You are fundamentally incorrect, it is intended for fictional scenarios which could not happen in real life. It is the kink equivalent of The Bechdel Test. It is proposing the absolute minimum of what is needed to ensure that the kink is #nonproblematic: Is it old enough to grant informed consent, and does it have the capability to communicate that informed consent clearly to its partners? If it fits both of these criteria, it passes the JHT and is ethically fine, though thinking it's gross or not liking it is still totally fine--it isn't saying "It's ethical so therefore you're a bad person if you dislike it. It is saying It's ethical and so therefore you should not base your disliking it in the framework of morality and ethics.
Basing your disgust of sexual fetishes and kinks in morality is fundamentally a Puritan concept: It creates the idea of wrongsex, and it justifies a framework of punishment due to perceived moral high ground. It says "You are a better person than someone who wants to fuck Scooby Doo for whatever reason, because that person is inherently morally disgusting for wanting that".

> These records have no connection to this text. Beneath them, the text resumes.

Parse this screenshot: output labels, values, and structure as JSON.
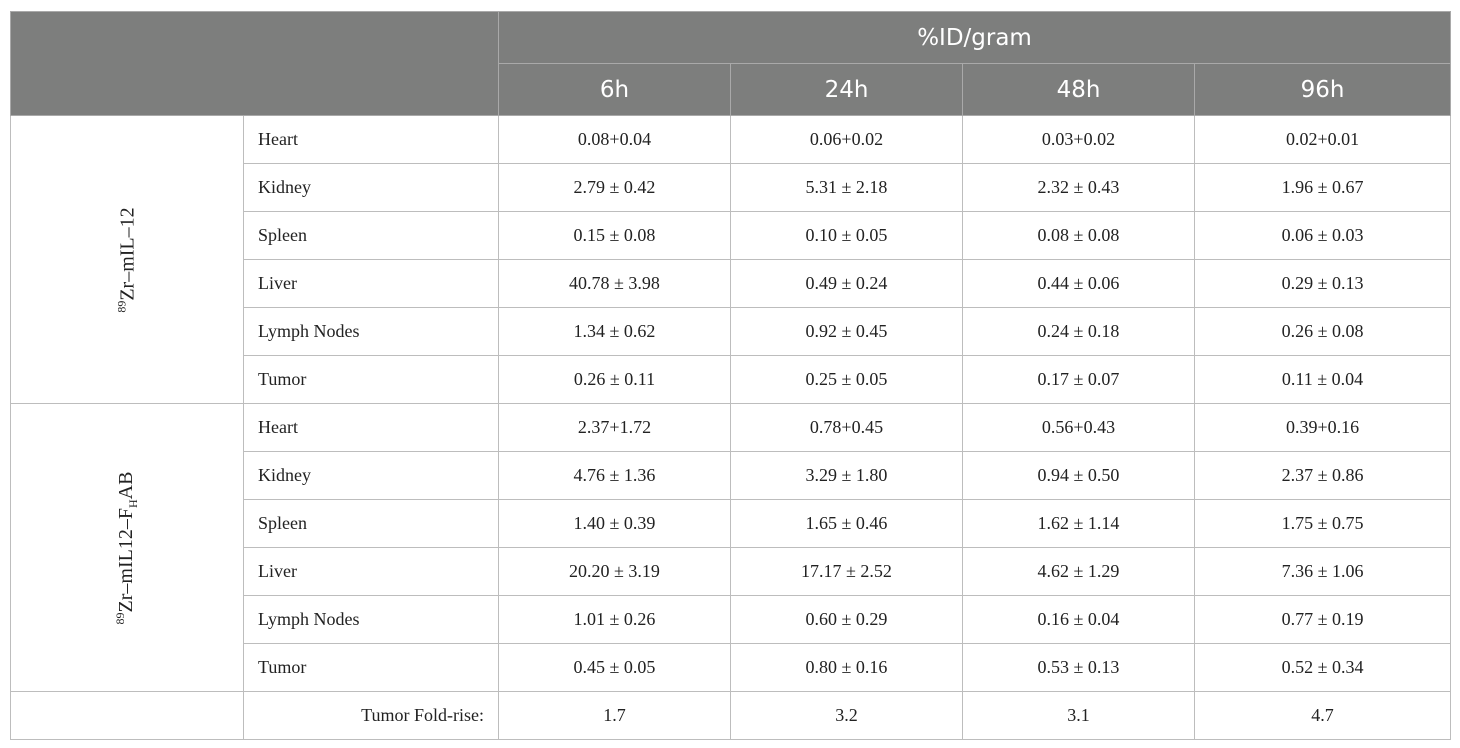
{
  "header": {
    "group_title": "%ID/gram",
    "timepoints": [
      "6h",
      "24h",
      "48h",
      "96h"
    ]
  },
  "groups": [
    {
      "label_sup": "89",
      "label_main": "Zr–mIL–12",
      "label_sub": "",
      "label_tail": "",
      "rows": [
        {
          "organ": "Heart",
          "values": [
            "0.08+0.04",
            "0.06+0.02",
            "0.03+0.02",
            "0.02+0.01"
          ]
        },
        {
          "organ": "Kidney",
          "values": [
            "2.79 ± 0.42",
            "5.31 ± 2.18",
            "2.32 ± 0.43",
            "1.96 ± 0.67"
          ]
        },
        {
          "organ": "Spleen",
          "values": [
            "0.15 ± 0.08",
            "0.10 ± 0.05",
            "0.08 ± 0.08",
            "0.06 ± 0.03"
          ]
        },
        {
          "organ": "Liver",
          "values": [
            "40.78 ± 3.98",
            "0.49 ± 0.24",
            "0.44 ± 0.06",
            "0.29 ± 0.13"
          ]
        },
        {
          "organ": "Lymph Nodes",
          "values": [
            "1.34 ± 0.62",
            "0.92 ± 0.45",
            "0.24 ± 0.18",
            "0.26 ± 0.08"
          ]
        },
        {
          "organ": "Tumor",
          "values": [
            "0.26 ± 0.11",
            "0.25 ± 0.05",
            "0.17 ± 0.07",
            "0.11 ± 0.04"
          ]
        }
      ]
    },
    {
      "label_sup": "89",
      "label_main": "Zr–mIL12–F",
      "label_sub": "H",
      "label_tail": "AB",
      "rows": [
        {
          "organ": "Heart",
          "values": [
            "2.37+1.72",
            "0.78+0.45",
            "0.56+0.43",
            "0.39+0.16"
          ]
        },
        {
          "organ": "Kidney",
          "values": [
            "4.76 ± 1.36",
            "3.29 ± 1.80",
            "0.94 ± 0.50",
            "2.37 ± 0.86"
          ]
        },
        {
          "organ": "Spleen",
          "values": [
            "1.40 ± 0.39",
            "1.65 ± 0.46",
            "1.62 ± 1.14",
            "1.75 ± 0.75"
          ]
        },
        {
          "organ": "Liver",
          "values": [
            "20.20 ± 3.19",
            "17.17 ± 2.52",
            "4.62 ± 1.29",
            "7.36 ± 1.06"
          ]
        },
        {
          "organ": "Lymph Nodes",
          "values": [
            "1.01 ± 0.26",
            "0.60 ± 0.29",
            "0.16 ± 0.04",
            "0.77 ± 0.19"
          ]
        },
        {
          "organ": "Tumor",
          "values": [
            "0.45 ± 0.05",
            "0.80 ± 0.16",
            "0.53 ± 0.13",
            "0.52 ± 0.34"
          ]
        }
      ]
    }
  ],
  "footer": {
    "label": "Tumor Fold-rise:",
    "values": [
      "1.7",
      "3.2",
      "3.1",
      "4.7"
    ]
  },
  "colors": {
    "header_bg": "#7d7e7d",
    "header_text": "#ffffff",
    "border": "#bdbdbd"
  }
}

Basing your disgust of sexual fetishes and kinks in a personal dislike is fundamentally the correct ethical response: "I am not a better person for not wanting to fuck Scooby Doo for whatever reason, and someone else would not be a bad person if they wanted to fuck Scooby Doo for whatever reason".
You say that it isn't for "sapient animals", and I fully agree! Regular degular nonhuman animals cannot give an informed consent to us, be it through body language or power dynamics baked into the species difference! There's also the fundamental question of "Is this body language clear because of informed consent or because of biological nature", which is always "No, if it cannot not want to consent, it is your responsibility to ensure that its boundaries are not crossed while it holds impaired judgement".

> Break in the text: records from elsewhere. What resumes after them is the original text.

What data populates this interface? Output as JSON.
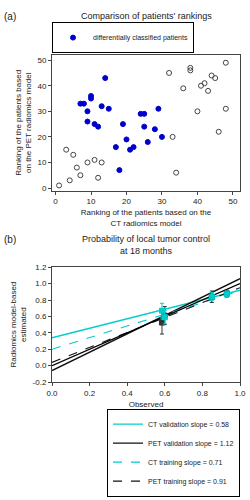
{
  "chart_data": [
    {
      "type": "scatter",
      "title": "Comparison of patients' rankings",
      "x_label": "Ranking of the patients based on the CT radiomics model",
      "y_label": "Ranking of the patients based on the PET radiomics model",
      "annotations": [
        "(a)"
      ],
      "series": [
        {
          "color": "#444444",
          "marker": "circle-open",
          "x": [
            1,
            3,
            4,
            5,
            6,
            7,
            9,
            11,
            12,
            13,
            32,
            33,
            34,
            36,
            38,
            38,
            40,
            41,
            42,
            43,
            44,
            45,
            46,
            48,
            48
          ],
          "values": [
            1,
            15,
            3,
            13,
            8,
            5,
            10,
            11,
            4,
            10,
            45,
            20,
            6,
            39,
            47,
            46,
            30,
            40,
            41,
            38,
            44,
            43,
            22,
            49,
            31
          ]
        },
        {
          "name": "differentially classified patients",
          "color": "#0000cc",
          "marker": "circle",
          "x": [
            7,
            8,
            9,
            9,
            10,
            10,
            11,
            12,
            13,
            14,
            15,
            17,
            18,
            19,
            20,
            21,
            22,
            24,
            25,
            25,
            26,
            28,
            29,
            30
          ],
          "values": [
            33,
            33,
            30,
            26,
            35,
            36,
            25,
            24,
            32,
            43,
            31,
            16,
            7,
            25,
            19,
            15,
            16,
            29,
            29,
            24,
            18,
            23,
            31,
            20
          ]
        }
      ],
      "xlim": [
        -1,
        52
      ],
      "ylim": [
        -1,
        52
      ],
      "xticks": [
        0,
        10,
        20,
        30,
        40,
        50
      ],
      "yticks": [
        0,
        10,
        20,
        30,
        40,
        50
      ],
      "grid": false,
      "legend": "upper left"
    },
    {
      "type": "line",
      "title": "Probability of local tumor control at 18 months",
      "x_label": "Observed",
      "y_label": "Radiomics model-based estimated",
      "annotations": [
        "(b)"
      ],
      "series": [
        {
          "name": "CT validation slope = 0.58",
          "color": "#00cccc",
          "line_style": "solid",
          "x": [
            0,
            1
          ],
          "values": [
            0.34,
            0.92
          ]
        },
        {
          "name": "PET validation slope = 1.12",
          "color": "#111111",
          "line_style": "solid",
          "x": [
            0,
            1
          ],
          "values": [
            -0.06,
            1.06
          ]
        },
        {
          "name": "CT training slope = 0.71",
          "color": "#00cccc",
          "line_style": "dashed",
          "x": [
            0,
            1
          ],
          "values": [
            0.2,
            0.91
          ]
        },
        {
          "name": "PET training slope = 0.91",
          "color": "#111111",
          "line_style": "dashed",
          "x": [
            0,
            1
          ],
          "values": [
            0.04,
            0.95
          ]
        },
        {
          "color": "#000000",
          "line_style": "solid",
          "x": [
            0,
            1
          ],
          "values": [
            0,
            1
          ]
        },
        {
          "type": "scatter",
          "color": "#333333",
          "marker": "square",
          "x": [
            0.585,
            0.6,
            0.85,
            0.93
          ],
          "values": [
            0.525,
            0.61,
            0.84,
            0.88
          ],
          "yerr": [
            0.14,
            0.11,
            0.07,
            0.04
          ]
        },
        {
          "type": "scatter",
          "color": "#00cccc",
          "marker": "square",
          "x": [
            0.585,
            0.6,
            0.85,
            0.93
          ],
          "values": [
            0.67,
            0.59,
            0.84,
            0.87
          ],
          "yerr": [
            0.09,
            0.08,
            0.05,
            0.04
          ]
        }
      ],
      "xlim": [
        0,
        1
      ],
      "ylim": [
        -0.2,
        1.2
      ],
      "xticks": [
        {
          "value": 0,
          "label": "0.0"
        },
        0.2,
        0.4,
        0.6,
        0.8,
        {
          "value": 1,
          "label": "1.0"
        }
      ],
      "yticks": [
        -0.2,
        {
          "value": 0,
          "label": "0.0"
        },
        0.2,
        0.4,
        0.6,
        0.8,
        {
          "value": 1,
          "label": "1.0"
        },
        1.2
      ],
      "grid": false,
      "legend": "lower right"
    }
  ]
}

But Scooby Doo isn't a sapient animal. Scooby Doo is a fully grown Great Dane, yes, but he speaks fluent-if-accented conversational English. He's also clearly intelligent enough to use that ability to solve criminal investigations, which gives him the ability to offer that consent in a clearly communicated way, ie human language.
That's it. I don't wanna fuck Scooby Doo. I think the concept itself is innately hilarious, because of all the things you think are sexy, you landed on the cartoon mystery-solver dog. And I chose him for this example of what passing the Harkness Test can look like explicitly because he was the most incendiary take I could think of. He is an emblem of "Just because you hate it doesn't make it immoral" in this context. It forces you to confront the possibility that you hate certain kinks because you think you have a moral high ground, and why that morality-based justification is completely false and ethically unsound. But it lets you keep your own personal boundaries--something passing the Harkness test doesn't require your approval or even your neutrality. You can totally loathe it. But you have to loathe it the same way you loathe a type of food: There is no good or bad involved. It's just not for you.